Herb died suddenly in December at the age of 73. The last time we spent together was just before the pandemic, at a big band reading session near the West Side Highway. We met each other on the snow-covered street outside, and swapped trumpet jokes and warm-up routines on the slow elevator ride to the studio. When I asked what he’d been doing with himself, he said he’d been taking care of his mother in Jersey. She’d been ill a long time, and her care had been a full-time job. He wasn’t playing much in town, he said. “Not much at all, in fact, maybe a few gigs in Europe.” He got quiet then, and I didn’t push. But seeing the horn in his hand that day felt right, it seemed so natural to him: an old, true love. And when Herb took a solo—with his trademark audaciousness and care—it took me back to dropping the needle on Sanctified Dreams for the first time.

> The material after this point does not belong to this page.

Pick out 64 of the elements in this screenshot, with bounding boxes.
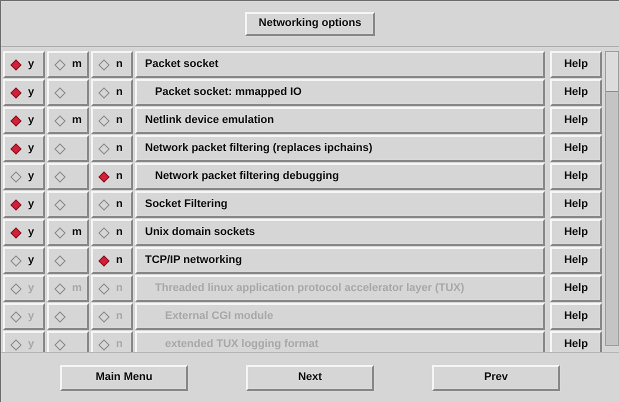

Maybe the trumpet is actually more human than machine. It contains its own history, and it wants to correspond with the world on its own terms. Like us, the trumpet exists in order to communicate something deep and unique. It wants someone to coax something real from it; it wants to be understood. Herb Robertson spoke trumpet. He knew how to tell its stories. He knew its past and future. Herb understood what the trumpet can do, and more importantly, he understood what it wants to do. With Herb Robertson’s passing, the trumpet lost a soulmate.
Nate Wooley is a trumpet player and composer. He was the founder of Sound American. He lives in Brooklyn.